Your problem isn't a nanny charging what she does, it's the size of your mortgage. It's huge, but you made that choice when you bought your home.


grabaspoon, perhaps you could get more somewhere else, I can't imagine that you're on much if your employer is only on 27k per year?

Quangle Sun 16-Jun-13 21:51:58

No need for the sarcasm. OP is saying they take home a lot and still can't afford a nanny - has she missed a trick?

Answer is no. My nanny costs me about £28k a year which is obviously out of my taxed income which means I have to earn getting on for £60k just to pay for her. I don't quqlify for childcare vouchers which would possibly slightly help you OP but not much.

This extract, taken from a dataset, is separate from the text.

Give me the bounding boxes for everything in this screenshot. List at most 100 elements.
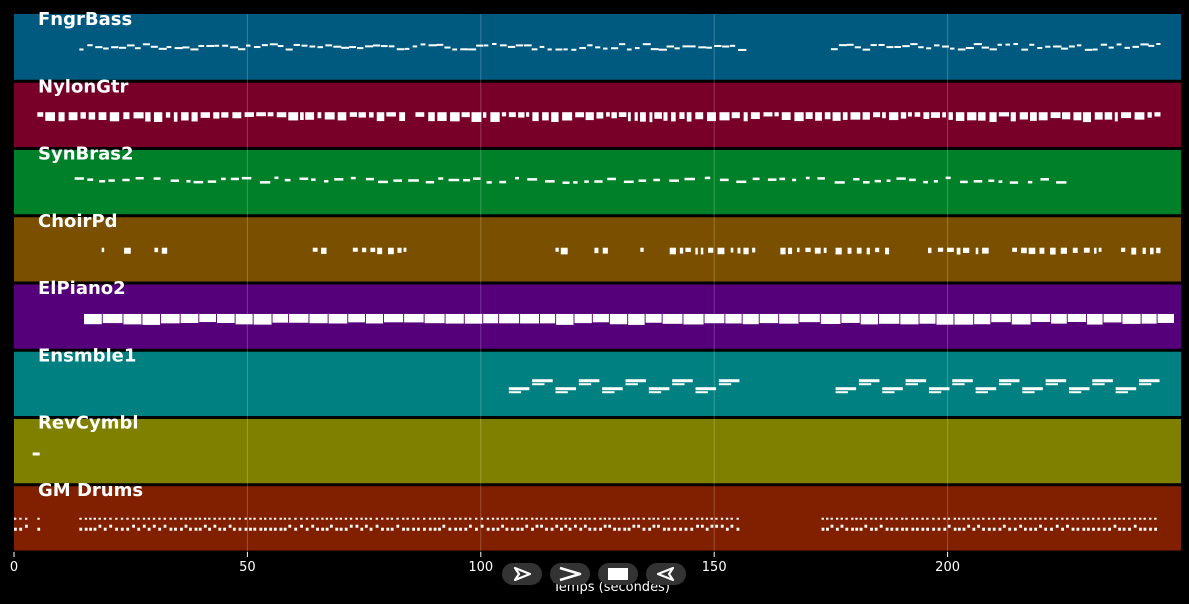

nannynick Sun 16-Jun-13 21:52:02

You do not give nannies working hours and your pay figure looks possibly a little high unless you are in London. You should also note that the nanny does not charge £10ph net. You as the employer decide on the salary and offer them a salary Gross... so £10 per hour gross, more in London such as £12 per hour gross.
If nanny is doing a 12 hour day, 4 days per week, then that's 48 hours a week so it will be a lot. At £12 gross per hour, that is over 2500 gross per month, and employers NI adds around £260 am month. Then there are the additional costs to take into account. More about that sort of thing over on the childcare board and on here.

Lets say total cost of nanny is £35,000 which you have to pay from your already taxed income. So based on 944L taxcode, you need to have an income of £49,000 to take home a little over £35,000

Then you have your living costs, travel to/from work, pension, all sorts of costs for your family... so that cost would need to be covered by your partner. Yes I know in RL it is not as simple as that but for the purposes of this, if say all your income went to paying childcare, then all your partners income would go on the other costs of living. How much your livings costs I don't know but I expect they could well be £35,000 plus given you are paying over £20k on your mortgage a year.

So combined income of £100k is possibly what you need.

So YABU in saying it's over £120k, as you are not giving costings for your living costs... which if it was over £120k, your living costs would need to be over £48k - which they may or may not be.

redexpat Sun 16-Jun-13 21:52:25

Au pair?

ghayes Sun 16-Jun-13 21:53:46

Move to a less expensive house. The vast majority of couples in this country earn about 1/3 of what you do and manage to get by without a nanny.

TondelayoSchwarzkopf Sun 16-Jun-13 21:53:52

Why don't you have a nanny share or a childminder? That would be the solution IMO.

Or an au pair with FT nursery for your youngest?

marriedinwhiteagain Sun 16-Jun-13 21:54:36

Can she live in - if not probably a childminder. Or you just have to suck it up and pay up and accept it's hard to get back on the corporate roundabout if you get off. Depends what you want in the long term.

With a mortgage that size the figures don't seem so silly to me. If you are in London 110k combined isn't a huge amount and probably wouldn't cover a large mortgage and a nanny comfortably.

ghayes Sun 16-Jun-13 21:55:09

How much does 110k pa come out to per month after tax? £6k ish?